M cites the text of the play from Lloyd-Jones and Wilson's OCT. When it is necessary to discuss a line in detail, he relies primarily on Jebb's 1900 commentary, an excellent work but no longer the last word. It is odd to see a discussion of the force of γε, for example (p. 79), or of καί (p. 134), that does not cite Denniston's Greek Particles, which is not even in the bibliography. In the note on the god's summons at 1627 (p. 144), reference to Dickey's treatment6 would be welcome; she notes that this οὗτος is not only impatient but colloquial, treating Oedipus almost as a peer. Although M's main interest in this study is clearly literary rather than grammatical or textual, he should nonetheless have taken advantage of the most current work in these areas.

Aside from the omission of some technical works, the extensive bibliography (63 pages) is admirably up to date. There are a short general index, an index of Greek terms, and an index of passages in OC, though not of other ancient works cited. Footnotes are conveniently located at page-bottom. It should be noted that none of the quoted Greek is translated; this is unfortunate, as the book would otherwise be useful to students of drama who are not classicists.

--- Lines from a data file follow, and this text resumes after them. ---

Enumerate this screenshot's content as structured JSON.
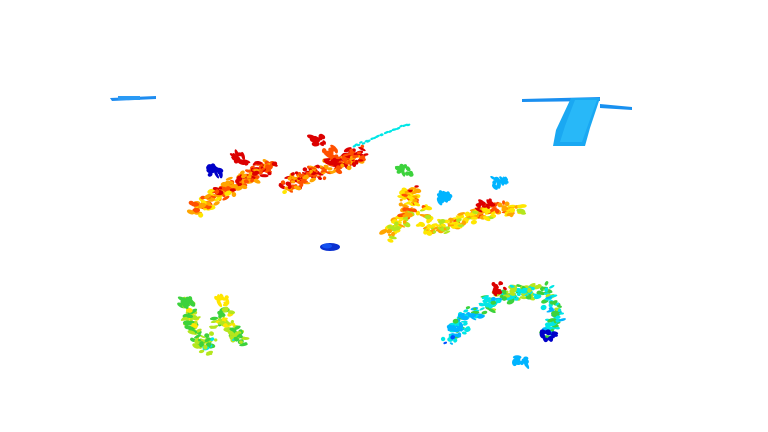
{
  "scene": {
    "background": "#ffffff",
    "description_visible_text": "",
    "colormap": [
      "#0000c8",
      "#0050ff",
      "#00b4ff",
      "#00e6e6",
      "#3cd23c",
      "#b4e61e",
      "#ffe600",
      "#ffa500",
      "#ff5000",
      "#dc0000"
    ],
    "clusters": [
      {
        "name": "top-left-streak",
        "color_range": [
          1,
          2
        ]
      },
      {
        "name": "top-right-plate",
        "color_range": [
          1,
          2
        ]
      },
      {
        "name": "center-left-foliage",
        "color_range": [
          1,
          9
        ]
      },
      {
        "name": "center-mid-foliage",
        "color_range": [
          1,
          9
        ]
      },
      {
        "name": "center-right-foliage",
        "color_range": [
          1,
          9
        ]
      },
      {
        "name": "small-blue-blob",
        "color_range": [
          0,
          1
        ]
      },
      {
        "name": "bottom-left-foliage",
        "color_range": [
          2,
          8
        ]
      },
      {
        "name": "bottom-right-foliage",
        "color_range": [
          1,
          9
        ]
      }
    ]
  }
}
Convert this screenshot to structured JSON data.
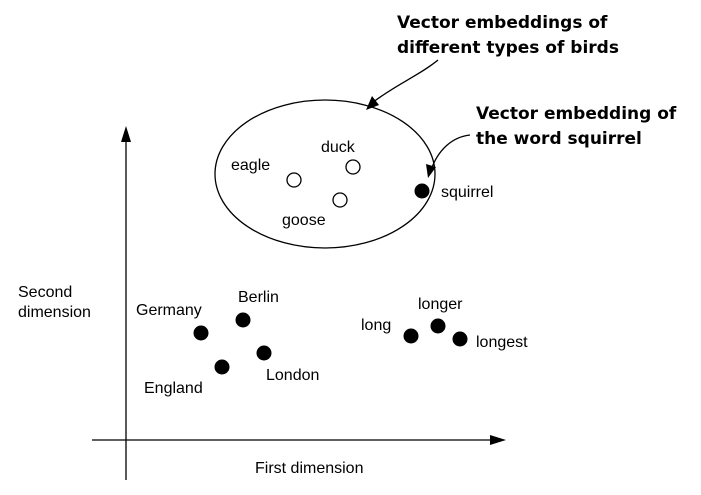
{
  "axes": {
    "x_label": "First dimension",
    "y_label_line1": "Second",
    "y_label_line2": "dimension"
  },
  "callouts": {
    "birds_line1": "Vector embeddings of",
    "birds_line2": "different types of birds",
    "squirrel_line1": "Vector embedding of",
    "squirrel_line2": "the word squirrel"
  },
  "points": {
    "eagle": "eagle",
    "duck": "duck",
    "goose": "goose",
    "squirrel": "squirrel",
    "germany": "Germany",
    "berlin": "Berlin",
    "england": "England",
    "london": "London",
    "long": "long",
    "longer": "longer",
    "longest": "longest"
  },
  "colors": {
    "ink": "#000000",
    "background": "#ffffff"
  }
}
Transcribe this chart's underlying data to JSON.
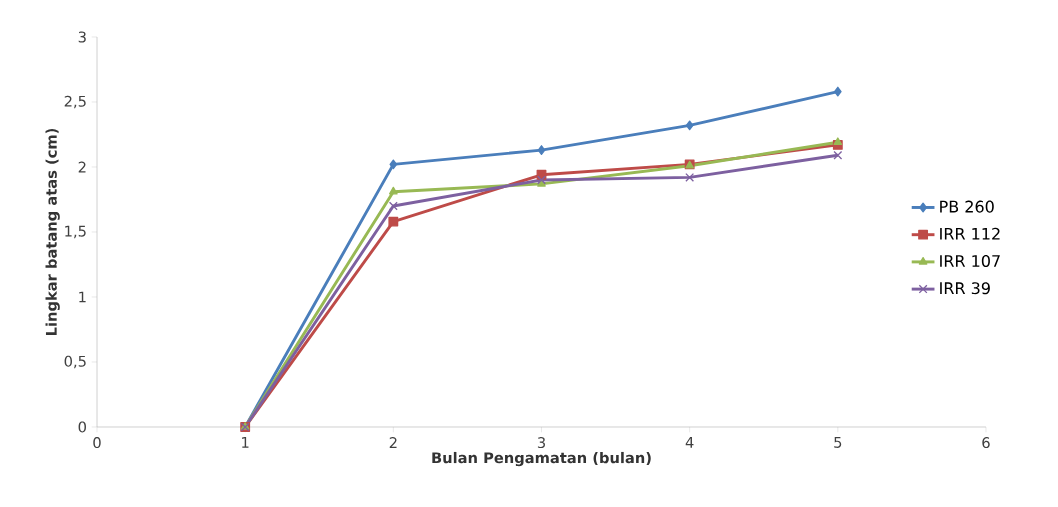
{
  "chart_data": {
    "type": "line",
    "xlabel": "Bulan Pengamatan (bulan)",
    "ylabel": "Lingkar batang atas (cm)",
    "x": [
      1,
      2,
      3,
      4,
      5
    ],
    "series": [
      {
        "name": "PB 260",
        "color": "#4a7ebb",
        "marker": "diamond",
        "values": [
          0,
          2.02,
          2.13,
          2.32,
          2.58
        ]
      },
      {
        "name": "IRR 112",
        "color": "#be4b48",
        "marker": "square",
        "values": [
          0,
          1.58,
          1.94,
          2.02,
          2.17
        ]
      },
      {
        "name": "IRR 107",
        "color": "#98b954",
        "marker": "triangle",
        "values": [
          0,
          1.81,
          1.87,
          2.01,
          2.19
        ]
      },
      {
        "name": "IRR 39",
        "color": "#7d60a0",
        "marker": "cross",
        "values": [
          0,
          1.7,
          1.9,
          1.92,
          2.09
        ]
      }
    ],
    "xlim": [
      0,
      6
    ],
    "ylim": [
      0,
      3
    ],
    "xticks": [
      0,
      1,
      2,
      3,
      4,
      5,
      6
    ],
    "yticks": [
      0,
      {
        "value": 0.5,
        "label": "0,5"
      },
      1,
      {
        "value": 1.5,
        "label": "1,5"
      },
      2,
      {
        "value": 2.5,
        "label": "2,5"
      },
      3
    ],
    "legend": "right",
    "line_style": "solid"
  }
}
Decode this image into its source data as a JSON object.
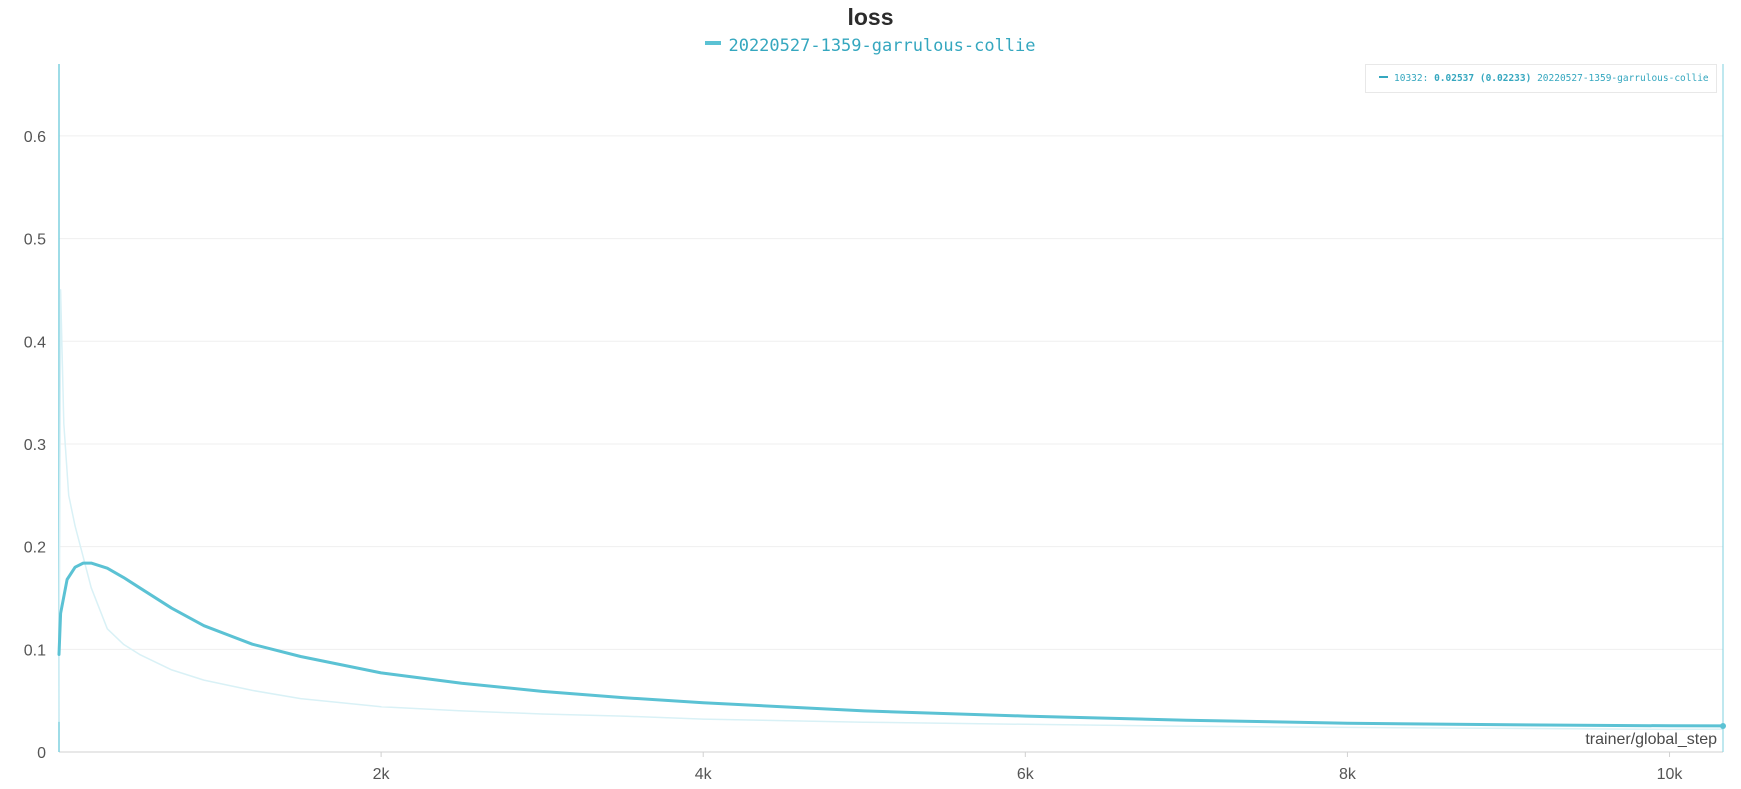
{
  "chart_data": {
    "type": "line",
    "title": "loss",
    "xlabel": "trainer/global_step",
    "ylabel": "",
    "xlim": [
      0,
      10332
    ],
    "ylim": [
      0,
      0.67
    ],
    "x_ticks": [
      2000,
      4000,
      6000,
      8000,
      10000
    ],
    "x_tick_labels": [
      "2k",
      "4k",
      "6k",
      "8k",
      "10k"
    ],
    "y_ticks": [
      0,
      0.1,
      0.2,
      0.3,
      0.4,
      0.5,
      0.6
    ],
    "y_tick_labels": [
      "0",
      "0.1",
      "0.2",
      "0.3",
      "0.4",
      "0.5",
      "0.6"
    ],
    "grid": true,
    "legend_position": "top-center",
    "series": [
      {
        "name": "20220527-1359-garrulous-collie",
        "color": "#5bc2d4",
        "smoothed": true,
        "x": [
          0,
          10,
          50,
          100,
          150,
          200,
          300,
          400,
          500,
          700,
          900,
          1200,
          1500,
          2000,
          2500,
          3000,
          3500,
          4000,
          5000,
          6000,
          7000,
          8000,
          9000,
          10000,
          10332
        ],
        "values": [
          0.095,
          0.135,
          0.168,
          0.18,
          0.184,
          0.184,
          0.179,
          0.17,
          0.16,
          0.14,
          0.123,
          0.105,
          0.093,
          0.077,
          0.067,
          0.059,
          0.053,
          0.048,
          0.04,
          0.035,
          0.031,
          0.028,
          0.0265,
          0.0255,
          0.02537
        ]
      },
      {
        "name": "20220527-1359-garrulous-collie (raw)",
        "color": "#d9f1f6",
        "smoothed": false,
        "x": [
          0,
          10,
          30,
          60,
          100,
          150,
          200,
          300,
          400,
          500,
          700,
          900,
          1200,
          1500,
          2000,
          2500,
          3000,
          3500,
          4000,
          5000,
          6000,
          7000,
          8000,
          9000,
          10000,
          10332
        ],
        "values": [
          0.03,
          0.45,
          0.32,
          0.25,
          0.22,
          0.19,
          0.16,
          0.12,
          0.105,
          0.095,
          0.08,
          0.07,
          0.06,
          0.052,
          0.044,
          0.04,
          0.037,
          0.035,
          0.032,
          0.029,
          0.027,
          0.025,
          0.024,
          0.023,
          0.022,
          0.02233
        ]
      }
    ],
    "hover": {
      "step": "10332",
      "value": "0.02537",
      "raw": "(0.02233)",
      "run": "20220527-1359-garrulous-collie"
    }
  }
}
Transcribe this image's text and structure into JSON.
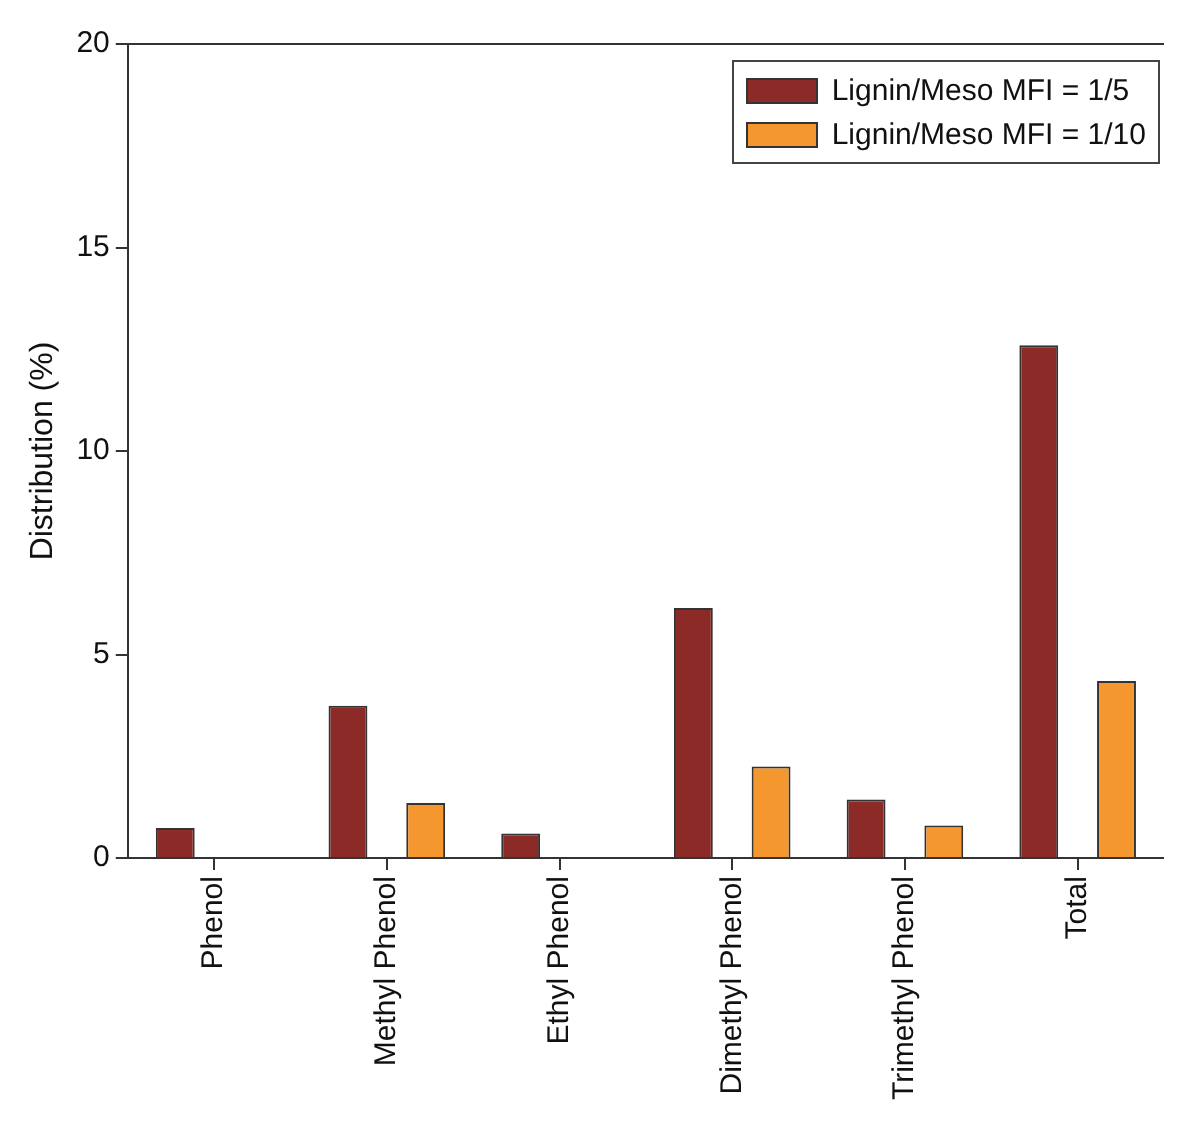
{
  "chart_data": {
    "type": "bar",
    "ylabel": "Distribution (%)",
    "categories": [
      "Phenol",
      "Methyl Phenol",
      "Ethyl Phenol",
      "Dimethyl Phenol",
      "Trimethyl Phenol",
      "Total"
    ],
    "series": [
      {
        "name": "Lignin/Meso MFI = 1/5",
        "color": "#8b2a26",
        "values": [
          0.74,
          3.74,
          0.6,
          6.14,
          1.44,
          12.6
        ]
      },
      {
        "name": "Lignin/Meso MFI = 1/10",
        "color": "#f4972f",
        "values": [
          null,
          1.35,
          null,
          2.25,
          0.8,
          4.35
        ]
      }
    ],
    "ylim": [
      0,
      20
    ],
    "yticks": [
      0,
      5,
      10,
      15,
      20
    ],
    "legend": "top right"
  }
}
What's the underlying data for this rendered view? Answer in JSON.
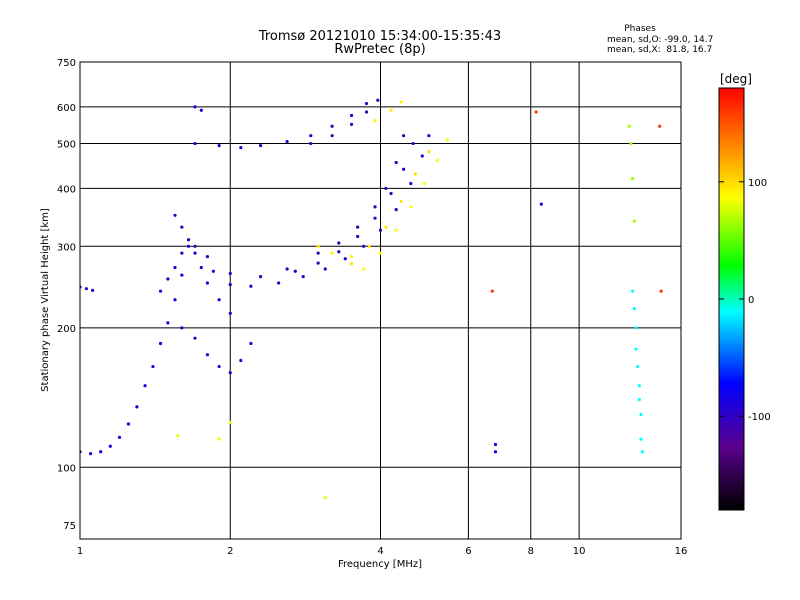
{
  "chart_data": {
    "type": "scatter",
    "title": "Tromsø 20121010 15:34:00-15:35:43",
    "subtitle": "RwPretec (8p)",
    "xlabel": "Frequency [MHz]",
    "ylabel": "Stationary phase Virtual Height [km]",
    "x_scale": "log",
    "y_scale": "log",
    "xlim": [
      1,
      16
    ],
    "ylim": [
      70,
      750
    ],
    "x_ticks": [
      1,
      2,
      4,
      6,
      8,
      10,
      16
    ],
    "y_ticks": [
      75,
      100,
      200,
      300,
      400,
      500,
      600,
      750
    ],
    "grid": true,
    "phase_box": {
      "title": "Phases",
      "line_o": "mean, sd,O: -99.0, 14.7",
      "line_x": "mean, sd,X:  81.8, 16.7"
    },
    "colorbar": {
      "label": "[deg]",
      "ticks": [
        100,
        0,
        -100
      ],
      "range": [
        -180,
        180
      ],
      "colors": [
        "#000000",
        "#5a008c",
        "#0000ff",
        "#00ffff",
        "#00ff00",
        "#ffff00",
        "#ff0000"
      ]
    },
    "traces": [
      {
        "name": "",
        "phase": -95,
        "points": [
          [
            1.0,
            108
          ],
          [
            1.05,
            107
          ],
          [
            1.1,
            108
          ],
          [
            1.15,
            111
          ],
          [
            1.2,
            116
          ],
          [
            1.25,
            124
          ],
          [
            1.3,
            135
          ],
          [
            1.35,
            150
          ],
          [
            1.4,
            165
          ],
          [
            1.45,
            185
          ],
          [
            1.5,
            205
          ],
          [
            1.55,
            230
          ],
          [
            1.6,
            260
          ],
          [
            1.65,
            300
          ]
        ]
      },
      {
        "name": "",
        "phase": -100,
        "points": [
          [
            1.0,
            245
          ],
          [
            1.03,
            243
          ],
          [
            1.06,
            241
          ]
        ]
      },
      {
        "name": "",
        "phase": -100,
        "points": [
          [
            1.55,
            350
          ],
          [
            1.7,
            300
          ],
          [
            1.85,
            265
          ],
          [
            2.0,
            248
          ],
          [
            2.2,
            246
          ],
          [
            2.5,
            250
          ],
          [
            2.8,
            258
          ],
          [
            3.1,
            268
          ],
          [
            3.4,
            282
          ],
          [
            3.7,
            300
          ],
          [
            4.0,
            325
          ],
          [
            4.3,
            360
          ],
          [
            4.6,
            410
          ],
          [
            4.85,
            470
          ],
          [
            5.0,
            520
          ]
        ]
      },
      {
        "name": "",
        "phase": -105,
        "points": [
          [
            1.6,
            330
          ],
          [
            1.8,
            285
          ],
          [
            2.0,
            262
          ],
          [
            2.3,
            258
          ],
          [
            2.7,
            265
          ],
          [
            3.0,
            276
          ],
          [
            3.3,
            292
          ],
          [
            3.6,
            315
          ],
          [
            3.9,
            345
          ],
          [
            4.2,
            390
          ],
          [
            4.45,
            440
          ],
          [
            4.65,
            500
          ]
        ]
      },
      {
        "name": "",
        "phase": -110,
        "points": [
          [
            2.6,
            268
          ],
          [
            3.0,
            290
          ],
          [
            3.3,
            305
          ],
          [
            3.6,
            330
          ],
          [
            3.9,
            365
          ],
          [
            4.1,
            400
          ],
          [
            4.3,
            455
          ],
          [
            4.45,
            520
          ]
        ]
      },
      {
        "name": "",
        "phase": 85,
        "points": [
          [
            3.7,
            268
          ],
          [
            4.0,
            290
          ],
          [
            4.3,
            325
          ],
          [
            4.6,
            365
          ],
          [
            4.9,
            410
          ],
          [
            5.2,
            460
          ],
          [
            5.45,
            510
          ]
        ]
      },
      {
        "name": "",
        "phase": 95,
        "points": [
          [
            3.5,
            275
          ],
          [
            3.8,
            300
          ],
          [
            4.1,
            330
          ],
          [
            4.4,
            375
          ],
          [
            4.7,
            430
          ],
          [
            5.0,
            480
          ]
        ]
      },
      {
        "name": "",
        "phase": 90,
        "points": [
          [
            3.0,
            300
          ],
          [
            3.2,
            290
          ],
          [
            3.5,
            285
          ]
        ]
      },
      {
        "name": "",
        "phase": -100,
        "points": [
          [
            1.7,
            500
          ],
          [
            1.9,
            495
          ],
          [
            2.1,
            490
          ],
          [
            2.3,
            495
          ],
          [
            2.6,
            505
          ],
          [
            2.9,
            520
          ],
          [
            3.2,
            545
          ],
          [
            3.5,
            575
          ],
          [
            3.75,
            610
          ]
        ]
      },
      {
        "name": "",
        "phase": -112,
        "points": [
          [
            2.9,
            500
          ],
          [
            3.2,
            520
          ],
          [
            3.5,
            550
          ],
          [
            3.75,
            585
          ],
          [
            3.95,
            620
          ]
        ]
      },
      {
        "name": "",
        "phase": 90,
        "points": [
          [
            3.9,
            560
          ],
          [
            4.2,
            590
          ],
          [
            4.4,
            615
          ]
        ]
      },
      {
        "name": "",
        "phase": -100,
        "points": [
          [
            1.7,
            600
          ],
          [
            1.75,
            590
          ]
        ]
      },
      {
        "name": "",
        "phase": -100,
        "points": [
          [
            1.45,
            240
          ],
          [
            1.5,
            255
          ],
          [
            1.55,
            270
          ],
          [
            1.6,
            290
          ],
          [
            1.65,
            310
          ],
          [
            1.7,
            290
          ],
          [
            1.75,
            270
          ],
          [
            1.8,
            250
          ],
          [
            1.9,
            230
          ],
          [
            2.0,
            215
          ]
        ]
      },
      {
        "name": "",
        "phase": -100,
        "points": [
          [
            1.6,
            200
          ],
          [
            1.7,
            190
          ],
          [
            1.8,
            175
          ],
          [
            1.9,
            165
          ],
          [
            2.0,
            160
          ],
          [
            2.1,
            170
          ],
          [
            2.2,
            185
          ]
        ]
      },
      {
        "name": "",
        "phase": 60,
        "points": [
          [
            12.6,
            545
          ],
          [
            12.7,
            500
          ],
          [
            12.8,
            420
          ],
          [
            12.9,
            340
          ]
        ]
      },
      {
        "name": "",
        "phase": -20,
        "points": [
          [
            12.8,
            240
          ],
          [
            12.9,
            220
          ],
          [
            13.0,
            200
          ],
          [
            13.0,
            180
          ],
          [
            13.1,
            165
          ],
          [
            13.2,
            150
          ],
          [
            13.2,
            140
          ],
          [
            13.3,
            130
          ],
          [
            13.3,
            115
          ],
          [
            13.4,
            108
          ]
        ]
      },
      {
        "name": "",
        "phase": 160,
        "points": [
          [
            6.7,
            240
          ],
          [
            8.2,
            585
          ],
          [
            14.5,
            545
          ],
          [
            14.6,
            240
          ]
        ]
      },
      {
        "name": "",
        "phase": -100,
        "points": [
          [
            6.8,
            112
          ],
          [
            6.8,
            108
          ],
          [
            8.4,
            370
          ]
        ]
      },
      {
        "name": "",
        "phase": 80,
        "points": [
          [
            1.9,
            115
          ],
          [
            2.0,
            125
          ],
          [
            3.1,
            86
          ],
          [
            1.57,
            117
          ]
        ]
      }
    ]
  }
}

I once heard an older professor telling a group of students that the study of classical literature is essentially dead: there's nothing more to be said about these old, well-worn texts. Studies like this one, creatively applying techniques originally developed by humanists in other areas, go a long way toward proving him wrong.


Notes:


1.   Elefteria A. Bernidaki-Aldous, Blindness in a Culture of Light, New York: 1990; Lowell Edmunds, Theatrical Space and Historical Place in Sophocles' Oedipus at Colonus, Lanham: 1996; Joseph P. Wilson, The Hero and the City, Ann Arbor 1997; Roger Travis, Allegory and the Tragic Chorus in Sophocles' Oedipus at Colonus, Lanham: 1999.
2.   Most recently in A Narratological Commentary on the Odyssey, Cambridge: 2001 (reviewed in BMCR 2002.06.12).
3.   Narrative in Drama: The Art of the Euripidean Messenger-Speech, Leiden: 1991.
4.   Both here and in his introduction, p. 11, M overstates his point a bit: "Mantic inspiration is another way of presenting synchronous images of off-stage action; the only instance of this is Sophocles' OC 1044-1095" (p. 11). He means the only instance in which a chorus is thus inspired; Cassandra's scene in Agamemnon, also an inspired narrative of off-stage events, is different because the chorus there function as an audience for a prophetic character. There are other places where M's formulations go beyond what he intends, notably the statement on p. 129 that βαρυαχεῖ is a hapax (it is a hapax in Sophocles, but also occurs at Bacchylides 16.18, Birds 1750, and Clouds 277). Tighter editing would have helped.
5.   Most of the last chapter discusses Colonus as a mystical location and Oedipus as an initiate into some sort of chthonic mystery. This chapter makes much less use of narratological theory and seems imperfectly integrated with the rest of the book.
6.   Eleanor Dickey, Greek Forms of Address (Oxford: 1996), p. 155-156 (reviewed in BMCR 1997.11.09).